Jing Fan joins Morgridge Institute metabolism theme

Can we fight cancer by targeting its metabolism, essentially starving tumors of the nutrients they need to survive? It’s one of the intriguing big-picture questions in the research field of Jing Fan, a new investigator in the Morgridge Institute for Research metabolism theme.

Fan will join the Morgridge metabolism theme, directed by Dave Pagliarini, in August for a one-year fellowship appointment, before becoming a Morgridge investigator and assistant professor in the University of Wisconsin–Madison Department of Nutritional Sciences.

Fan’s research strives to better understand how metabolism is dynamically regulated, both within the cell, across different tissue types, and by nutritional and environmental factors. For example, metabolic processes differ across diverse tissues and cell types, yet they all need to work together to function.

In particular, Fan studies cancer cells, which have a different metabolic signature than normal cells. Cancer cells exist in a distinct micro-environment, which includes different nutrient and pH levels, and the influence of other cell types. There is evidence that cancerous and normal cells interact with one another.

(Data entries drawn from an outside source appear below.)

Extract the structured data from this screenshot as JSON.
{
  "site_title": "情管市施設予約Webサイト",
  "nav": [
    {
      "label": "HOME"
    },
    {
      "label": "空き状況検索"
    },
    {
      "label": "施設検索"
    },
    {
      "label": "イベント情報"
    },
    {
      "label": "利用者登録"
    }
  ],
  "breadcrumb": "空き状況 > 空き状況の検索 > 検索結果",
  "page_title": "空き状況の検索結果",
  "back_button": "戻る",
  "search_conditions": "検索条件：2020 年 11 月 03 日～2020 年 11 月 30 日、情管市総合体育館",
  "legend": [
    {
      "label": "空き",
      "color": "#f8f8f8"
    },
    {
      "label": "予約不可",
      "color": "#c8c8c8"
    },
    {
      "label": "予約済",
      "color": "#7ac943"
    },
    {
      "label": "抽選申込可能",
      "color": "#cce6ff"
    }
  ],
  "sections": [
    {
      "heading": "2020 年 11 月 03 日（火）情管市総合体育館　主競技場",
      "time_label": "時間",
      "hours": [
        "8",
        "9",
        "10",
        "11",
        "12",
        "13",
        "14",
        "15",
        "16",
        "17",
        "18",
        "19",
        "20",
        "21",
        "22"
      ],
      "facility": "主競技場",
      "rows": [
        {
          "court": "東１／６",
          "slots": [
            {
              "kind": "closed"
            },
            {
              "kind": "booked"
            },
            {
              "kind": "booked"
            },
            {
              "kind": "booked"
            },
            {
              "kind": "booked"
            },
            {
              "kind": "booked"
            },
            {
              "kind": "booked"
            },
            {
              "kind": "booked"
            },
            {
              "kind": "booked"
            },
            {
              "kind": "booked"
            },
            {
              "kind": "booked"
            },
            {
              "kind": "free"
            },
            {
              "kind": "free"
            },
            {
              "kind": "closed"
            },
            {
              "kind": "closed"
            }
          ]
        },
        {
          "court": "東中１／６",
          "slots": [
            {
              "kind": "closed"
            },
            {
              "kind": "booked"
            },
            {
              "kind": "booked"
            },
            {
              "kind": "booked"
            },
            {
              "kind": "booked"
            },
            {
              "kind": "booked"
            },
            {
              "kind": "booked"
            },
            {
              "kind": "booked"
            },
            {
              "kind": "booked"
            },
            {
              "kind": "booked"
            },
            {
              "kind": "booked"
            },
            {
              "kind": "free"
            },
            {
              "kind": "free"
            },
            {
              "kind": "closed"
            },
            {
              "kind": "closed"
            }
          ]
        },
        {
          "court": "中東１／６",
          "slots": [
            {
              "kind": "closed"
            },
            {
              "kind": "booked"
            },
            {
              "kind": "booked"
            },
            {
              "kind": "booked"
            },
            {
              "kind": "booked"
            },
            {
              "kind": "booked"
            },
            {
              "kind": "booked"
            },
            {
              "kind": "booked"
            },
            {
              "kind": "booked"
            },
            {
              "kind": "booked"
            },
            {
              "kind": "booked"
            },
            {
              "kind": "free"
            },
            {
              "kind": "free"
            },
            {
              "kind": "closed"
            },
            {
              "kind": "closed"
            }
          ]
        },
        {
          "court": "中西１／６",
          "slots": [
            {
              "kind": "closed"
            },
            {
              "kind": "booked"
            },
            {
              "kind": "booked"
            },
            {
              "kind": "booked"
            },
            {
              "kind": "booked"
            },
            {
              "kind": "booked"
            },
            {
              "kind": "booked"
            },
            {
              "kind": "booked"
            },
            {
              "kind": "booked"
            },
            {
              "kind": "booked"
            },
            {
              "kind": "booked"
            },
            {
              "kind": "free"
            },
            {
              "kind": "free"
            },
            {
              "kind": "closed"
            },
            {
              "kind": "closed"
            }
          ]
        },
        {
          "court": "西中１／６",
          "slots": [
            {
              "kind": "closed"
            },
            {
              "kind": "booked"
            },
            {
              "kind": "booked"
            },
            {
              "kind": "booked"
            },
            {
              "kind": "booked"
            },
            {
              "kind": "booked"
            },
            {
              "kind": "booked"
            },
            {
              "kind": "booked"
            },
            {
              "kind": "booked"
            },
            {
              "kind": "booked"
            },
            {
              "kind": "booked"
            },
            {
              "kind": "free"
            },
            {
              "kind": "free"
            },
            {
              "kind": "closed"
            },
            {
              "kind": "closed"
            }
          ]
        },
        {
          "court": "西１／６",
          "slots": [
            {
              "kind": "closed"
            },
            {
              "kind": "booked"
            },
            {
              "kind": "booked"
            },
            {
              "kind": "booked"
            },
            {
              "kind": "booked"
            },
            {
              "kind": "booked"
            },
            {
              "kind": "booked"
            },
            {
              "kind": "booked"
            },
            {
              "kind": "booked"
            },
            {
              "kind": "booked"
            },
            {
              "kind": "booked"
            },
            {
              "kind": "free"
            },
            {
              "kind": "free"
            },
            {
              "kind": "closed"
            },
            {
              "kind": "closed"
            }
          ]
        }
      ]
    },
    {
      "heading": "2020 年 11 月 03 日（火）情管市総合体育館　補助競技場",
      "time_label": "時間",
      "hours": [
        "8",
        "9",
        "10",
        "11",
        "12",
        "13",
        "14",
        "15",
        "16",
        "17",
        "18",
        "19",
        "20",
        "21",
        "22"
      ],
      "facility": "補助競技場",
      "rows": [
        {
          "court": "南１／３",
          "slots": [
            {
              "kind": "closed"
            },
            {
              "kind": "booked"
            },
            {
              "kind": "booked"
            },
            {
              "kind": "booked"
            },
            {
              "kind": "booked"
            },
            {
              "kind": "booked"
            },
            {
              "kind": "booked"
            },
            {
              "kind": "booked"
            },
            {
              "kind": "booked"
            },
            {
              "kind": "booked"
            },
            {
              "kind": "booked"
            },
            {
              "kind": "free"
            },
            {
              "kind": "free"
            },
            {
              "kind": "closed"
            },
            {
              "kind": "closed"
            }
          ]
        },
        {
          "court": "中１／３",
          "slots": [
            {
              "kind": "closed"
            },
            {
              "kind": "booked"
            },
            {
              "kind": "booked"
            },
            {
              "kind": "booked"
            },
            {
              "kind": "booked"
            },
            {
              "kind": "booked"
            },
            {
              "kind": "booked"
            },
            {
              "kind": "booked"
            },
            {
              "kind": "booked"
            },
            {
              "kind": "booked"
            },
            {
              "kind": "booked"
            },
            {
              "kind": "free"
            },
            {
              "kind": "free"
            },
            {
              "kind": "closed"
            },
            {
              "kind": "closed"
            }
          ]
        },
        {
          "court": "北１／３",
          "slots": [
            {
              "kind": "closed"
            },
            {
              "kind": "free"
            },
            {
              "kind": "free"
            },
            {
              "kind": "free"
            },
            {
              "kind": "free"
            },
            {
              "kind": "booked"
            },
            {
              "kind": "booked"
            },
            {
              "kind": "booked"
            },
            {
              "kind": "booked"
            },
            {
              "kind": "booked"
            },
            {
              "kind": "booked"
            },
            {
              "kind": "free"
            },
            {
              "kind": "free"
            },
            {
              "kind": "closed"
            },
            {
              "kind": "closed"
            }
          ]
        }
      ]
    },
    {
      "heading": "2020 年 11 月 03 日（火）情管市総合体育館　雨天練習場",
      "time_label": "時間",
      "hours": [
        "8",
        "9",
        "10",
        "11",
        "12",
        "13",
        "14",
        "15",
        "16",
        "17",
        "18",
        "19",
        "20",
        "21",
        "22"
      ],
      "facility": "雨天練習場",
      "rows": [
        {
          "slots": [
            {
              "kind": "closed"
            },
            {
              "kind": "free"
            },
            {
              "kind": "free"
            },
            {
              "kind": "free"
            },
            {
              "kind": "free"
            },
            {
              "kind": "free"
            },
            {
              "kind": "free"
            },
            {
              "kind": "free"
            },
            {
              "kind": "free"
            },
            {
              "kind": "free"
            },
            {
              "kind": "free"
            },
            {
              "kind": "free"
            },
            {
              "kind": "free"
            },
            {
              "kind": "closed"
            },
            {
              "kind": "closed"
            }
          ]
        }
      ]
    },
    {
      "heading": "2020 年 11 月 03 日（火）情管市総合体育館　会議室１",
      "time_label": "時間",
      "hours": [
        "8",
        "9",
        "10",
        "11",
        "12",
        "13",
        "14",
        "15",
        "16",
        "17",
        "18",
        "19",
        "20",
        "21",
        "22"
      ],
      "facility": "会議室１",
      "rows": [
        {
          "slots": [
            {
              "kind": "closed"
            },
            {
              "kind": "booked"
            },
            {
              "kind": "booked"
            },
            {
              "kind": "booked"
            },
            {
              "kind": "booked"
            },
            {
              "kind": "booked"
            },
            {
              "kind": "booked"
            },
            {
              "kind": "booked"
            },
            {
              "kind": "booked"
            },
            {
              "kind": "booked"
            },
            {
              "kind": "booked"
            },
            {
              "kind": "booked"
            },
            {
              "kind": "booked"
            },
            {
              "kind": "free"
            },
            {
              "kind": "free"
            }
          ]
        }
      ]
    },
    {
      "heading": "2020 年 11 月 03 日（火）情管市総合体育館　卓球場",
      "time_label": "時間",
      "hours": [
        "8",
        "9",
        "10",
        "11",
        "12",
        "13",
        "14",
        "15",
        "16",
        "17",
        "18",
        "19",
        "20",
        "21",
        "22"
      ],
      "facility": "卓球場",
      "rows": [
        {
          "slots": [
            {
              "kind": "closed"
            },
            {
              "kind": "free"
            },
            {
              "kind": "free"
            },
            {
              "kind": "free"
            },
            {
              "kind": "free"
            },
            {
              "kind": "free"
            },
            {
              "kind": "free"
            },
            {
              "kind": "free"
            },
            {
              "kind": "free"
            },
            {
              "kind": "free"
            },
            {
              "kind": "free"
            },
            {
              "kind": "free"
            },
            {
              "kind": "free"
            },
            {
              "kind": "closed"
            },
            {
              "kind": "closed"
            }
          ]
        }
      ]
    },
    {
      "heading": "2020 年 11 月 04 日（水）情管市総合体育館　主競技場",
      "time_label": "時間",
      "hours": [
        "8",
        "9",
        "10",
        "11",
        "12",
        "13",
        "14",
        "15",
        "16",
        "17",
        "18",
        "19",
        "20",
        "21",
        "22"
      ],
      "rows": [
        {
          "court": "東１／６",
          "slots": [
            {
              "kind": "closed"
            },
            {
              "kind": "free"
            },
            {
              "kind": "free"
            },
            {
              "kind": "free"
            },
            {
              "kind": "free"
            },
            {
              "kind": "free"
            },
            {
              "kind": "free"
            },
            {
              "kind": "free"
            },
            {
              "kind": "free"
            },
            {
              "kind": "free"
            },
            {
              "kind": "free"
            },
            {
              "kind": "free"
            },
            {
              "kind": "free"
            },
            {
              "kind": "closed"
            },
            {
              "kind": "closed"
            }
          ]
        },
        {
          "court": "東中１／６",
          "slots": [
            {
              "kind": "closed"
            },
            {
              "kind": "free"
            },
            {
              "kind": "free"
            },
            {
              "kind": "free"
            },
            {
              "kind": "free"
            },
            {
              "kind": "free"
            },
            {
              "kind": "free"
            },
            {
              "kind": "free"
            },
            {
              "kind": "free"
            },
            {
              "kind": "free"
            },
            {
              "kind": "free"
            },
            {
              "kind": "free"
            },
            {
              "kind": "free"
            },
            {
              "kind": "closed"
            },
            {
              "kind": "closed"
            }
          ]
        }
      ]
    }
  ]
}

“I’m very interested in looking at how these local environments change the cell metabolism, and how cancer cells survive the metabolic stress,” she says. “It relates to how cancer cells can keep growing and become chemo-resistant.”

Scientists in this area have been looking at whether nutritional changes could impact the spread of cancer. “There is a lot of research indicating that cancer cells have a particular craving for specific types of amino acids and lipids,” she says. “We can look at changes in the availability of these nutrients at the extracellular level and what impact they have on cancer cells.”

Fan won’t need long to acclimate to her new position. She already has strong connections in the Discovery Building as a postdoctoral researcher in the Wisconsin Institute for Discovery epigenetics theme, led by Biomolecular Chemistry Professor John Denu.

Fan completed her PhD in 2014 at Princeton University, and joined the WID epigenetics theme later that year. She says her fascination with metabolism started early in her career at Princeton.

“It’s such a complex system, but it’s also a tightly regulated and interdependent system,” she says. “Metabolism employs thousands of different reactions that are defined by the genome. But it’s also very dynamic and changes based on what we are eating and other environmental factors. I’m interested in the idea of how all of this works together.”